Here is a toy example to show what I mean

import pandas as pd
import pickle

df = pd.DataFrame({'happy':[1,1,0],
                   'weather':['sunny','cloudy','cloudy'],
                   'snack':['fruit','cake','fruit']})\
       .apply(lambda x: x.astype('category'))

model = {(0,0): 1, (1,0): 0, (0,0): 1, (0,1):0}

#create template as a slice consisting of no rows, and columns 1 and 2
input_template = df.iloc[[], [1,2]]

model_and_input_template = {'model': model, 'input_template': input_template}
with open('model.pkl', 'wb') as f:
    f.write(pickle.dumps(model_and_input_template))

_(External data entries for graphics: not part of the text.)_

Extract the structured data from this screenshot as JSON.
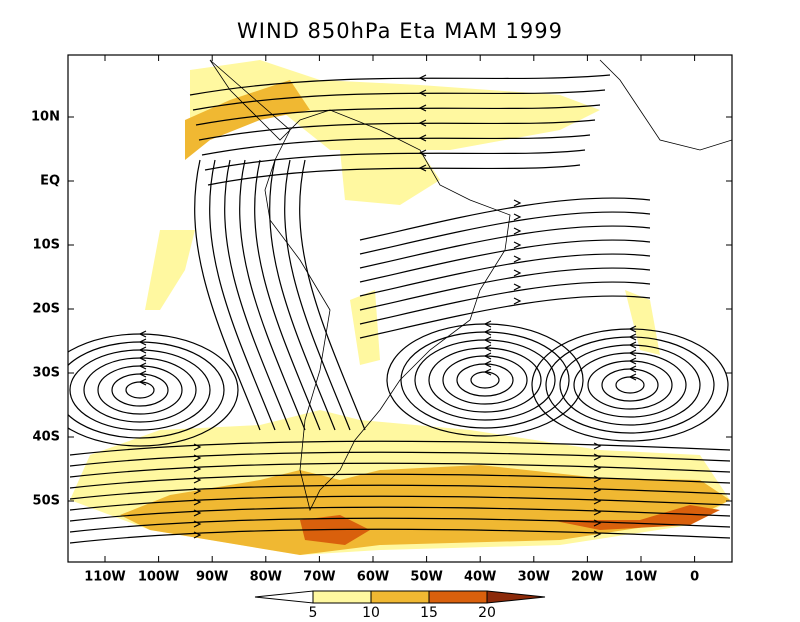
{
  "title": "WIND 850hPa Eta MAM 1999",
  "lat_labels": [
    "10N",
    "EQ",
    "10S",
    "20S",
    "30S",
    "40S",
    "50S"
  ],
  "lon_labels": [
    "110W",
    "100W",
    "90W",
    "80W",
    "70W",
    "60W",
    "50W",
    "40W",
    "30W",
    "20W",
    "10W",
    "0"
  ],
  "colorbar": {
    "labels": [
      "5",
      "10",
      "15",
      "20"
    ],
    "colors": [
      "#ffffff",
      "#fff8a0",
      "#f0b832",
      "#d9600c",
      "#8c2a0a"
    ]
  }
}
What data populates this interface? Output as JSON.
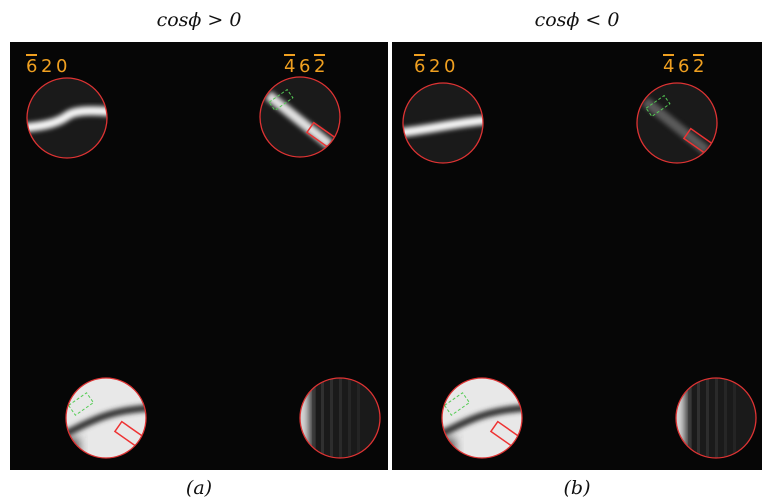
{
  "panels": [
    {
      "title": "cos𝜙 > 0",
      "caption": "(a)",
      "labels": [
        {
          "digits": [
            "6",
            "2",
            "0"
          ],
          "bars": [
            true,
            false,
            false
          ]
        },
        {
          "digits": [
            "4",
            "6",
            "2"
          ],
          "bars": [
            true,
            false,
            true
          ]
        }
      ]
    },
    {
      "title": "cos𝜙 < 0",
      "caption": "(b)",
      "labels": [
        {
          "digits": [
            "6",
            "2",
            "0"
          ],
          "bars": [
            true,
            false,
            false
          ]
        },
        {
          "digits": [
            "4",
            "6",
            "2"
          ],
          "bars": [
            true,
            false,
            true
          ]
        }
      ]
    }
  ]
}
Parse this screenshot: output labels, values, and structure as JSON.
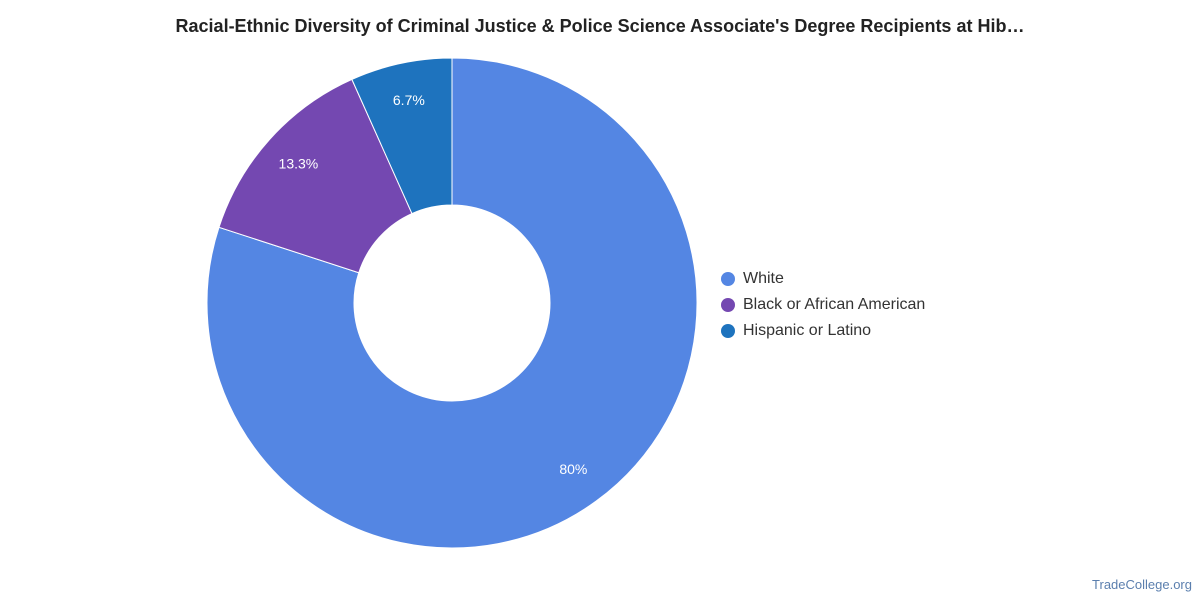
{
  "chart_data": {
    "type": "pie",
    "title": "Racial-Ethnic Diversity of Criminal Justice & Police Science Associate's Degree Recipients at Hib…",
    "donut": true,
    "categories": [
      "White",
      "Black or African American",
      "Hispanic or Latino"
    ],
    "values": [
      80,
      13.3,
      6.7
    ],
    "data_labels": [
      "80%",
      "13.3%",
      "6.7%"
    ],
    "colors": [
      "#5486e3",
      "#7448b1",
      "#1e73be"
    ],
    "legend_position": "right"
  },
  "legend": {
    "items": [
      {
        "label": "White",
        "color": "#5486e3"
      },
      {
        "label": "Black or African American",
        "color": "#7448b1"
      },
      {
        "label": "Hispanic or Latino",
        "color": "#1e73be"
      }
    ]
  },
  "footer": {
    "source": "TradeCollege.org"
  }
}
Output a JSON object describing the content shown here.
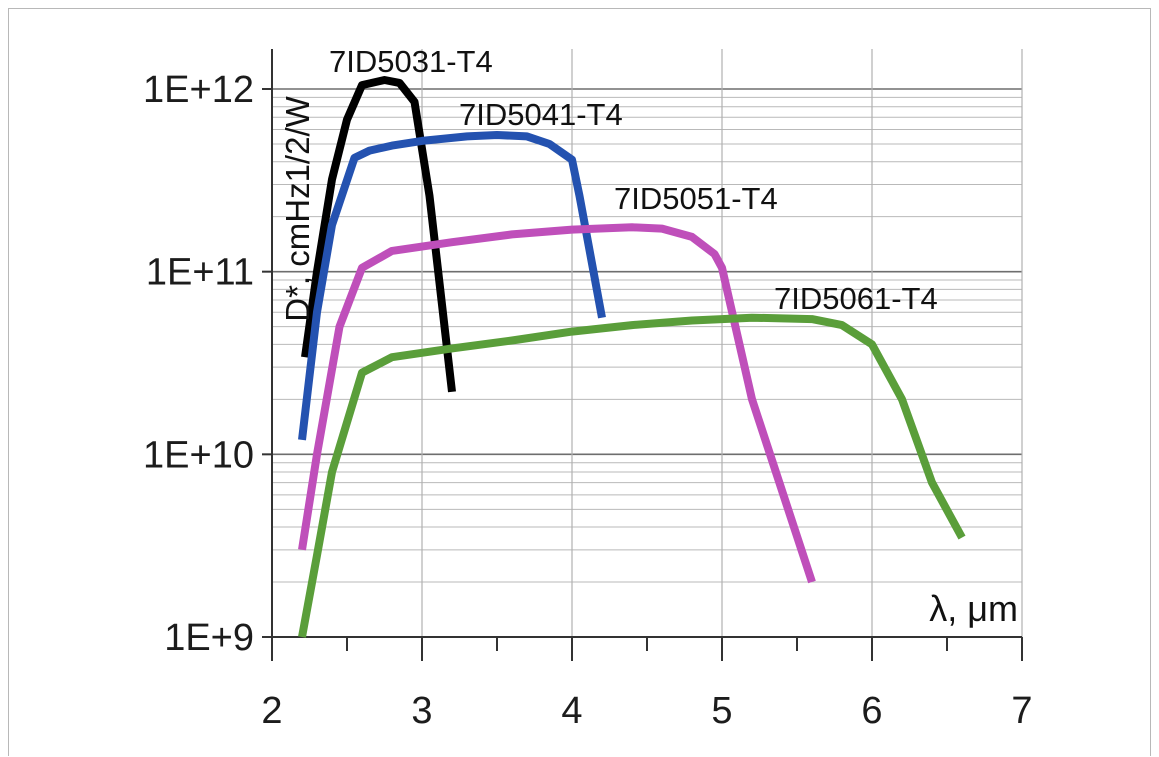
{
  "chart_data": {
    "type": "line",
    "title": "",
    "xlabel": "λ, μm",
    "ylabel": "D*, cmHz1/2/W",
    "x_scale": "linear",
    "y_scale": "log",
    "xlim": [
      2,
      7
    ],
    "ylim": [
      1000000000.0,
      1000000000000.0
    ],
    "x_ticks": [
      "2",
      "3",
      "4",
      "5",
      "6",
      "7"
    ],
    "y_ticks": [
      "1E+9",
      "1E+10",
      "1E+11",
      "1E+12"
    ],
    "grid": true,
    "legend": "inline labels",
    "series": [
      {
        "name": "7ID5031-T4",
        "color": "#000000",
        "points": [
          [
            2.22,
            34000000000.0
          ],
          [
            2.3,
            100000000000.0
          ],
          [
            2.4,
            320000000000.0
          ],
          [
            2.5,
            680000000000.0
          ],
          [
            2.6,
            1050000000000.0
          ],
          [
            2.75,
            1120000000000.0
          ],
          [
            2.85,
            1080000000000.0
          ],
          [
            2.95,
            850000000000.0
          ],
          [
            3.05,
            260000000000.0
          ],
          [
            3.2,
            22000000000.0
          ]
        ]
      },
      {
        "name": "7ID5041-T4",
        "color": "#2452b0",
        "points": [
          [
            2.2,
            12000000000.0
          ],
          [
            2.3,
            60000000000.0
          ],
          [
            2.4,
            180000000000.0
          ],
          [
            2.55,
            420000000000.0
          ],
          [
            2.65,
            460000000000.0
          ],
          [
            2.8,
            490000000000.0
          ],
          [
            3.0,
            520000000000.0
          ],
          [
            3.3,
            550000000000.0
          ],
          [
            3.5,
            560000000000.0
          ],
          [
            3.7,
            550000000000.0
          ],
          [
            3.85,
            500000000000.0
          ],
          [
            4.0,
            410000000000.0
          ],
          [
            4.05,
            260000000000.0
          ],
          [
            4.2,
            56000000000.0
          ]
        ]
      },
      {
        "name": "7ID5051-T4",
        "color": "#bf4fba",
        "points": [
          [
            2.2,
            3000000000.0
          ],
          [
            2.3,
            10000000000.0
          ],
          [
            2.45,
            50000000000.0
          ],
          [
            2.6,
            105000000000.0
          ],
          [
            2.8,
            130000000000.0
          ],
          [
            3.2,
            145000000000.0
          ],
          [
            3.6,
            160000000000.0
          ],
          [
            4.0,
            170000000000.0
          ],
          [
            4.4,
            175000000000.0
          ],
          [
            4.6,
            172000000000.0
          ],
          [
            4.8,
            155000000000.0
          ],
          [
            4.95,
            125000000000.0
          ],
          [
            5.0,
            105000000000.0
          ],
          [
            5.2,
            20000000000.0
          ],
          [
            5.6,
            2000000000.0
          ]
        ]
      },
      {
        "name": "7ID5061-T4",
        "color": "#5a9e3a",
        "points": [
          [
            2.2,
            1000000000.0
          ],
          [
            2.3,
            2800000000.0
          ],
          [
            2.4,
            8000000000.0
          ],
          [
            2.6,
            28000000000.0
          ],
          [
            2.8,
            34000000000.0
          ],
          [
            3.2,
            38000000000.0
          ],
          [
            3.6,
            42000000000.0
          ],
          [
            4.0,
            47000000000.0
          ],
          [
            4.4,
            51000000000.0
          ],
          [
            4.8,
            54000000000.0
          ],
          [
            5.2,
            56000000000.0
          ],
          [
            5.6,
            55000000000.0
          ],
          [
            5.8,
            51000000000.0
          ],
          [
            6.0,
            40000000000.0
          ],
          [
            6.2,
            20000000000.0
          ],
          [
            6.4,
            7000000000.0
          ],
          [
            6.6,
            3500000000.0
          ]
        ]
      }
    ]
  }
}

def score_data(input_data, model, input_template):
    with open('model.pkl', 'rb') as f:
        model_and_input_template = pickle.loads(f.read())
    model = model_and_input_template['model']
    input_template = model_and_input_template['input_template']    
    categorical_data = input_template.append(input_data, ignore_index=True)
    encoded_data = categorical_data.apply(lambda x : x.cat.codes if x.dtype == 'category' else x)
    return model[tuple(encoded_data.ix[0].values)]

input_data = {'weather':'cloudy','snack':'cake'}
print (score_data(input_data, model, input_template))
#1
#it's cloudy outside but the birthday cake must have cheered me up!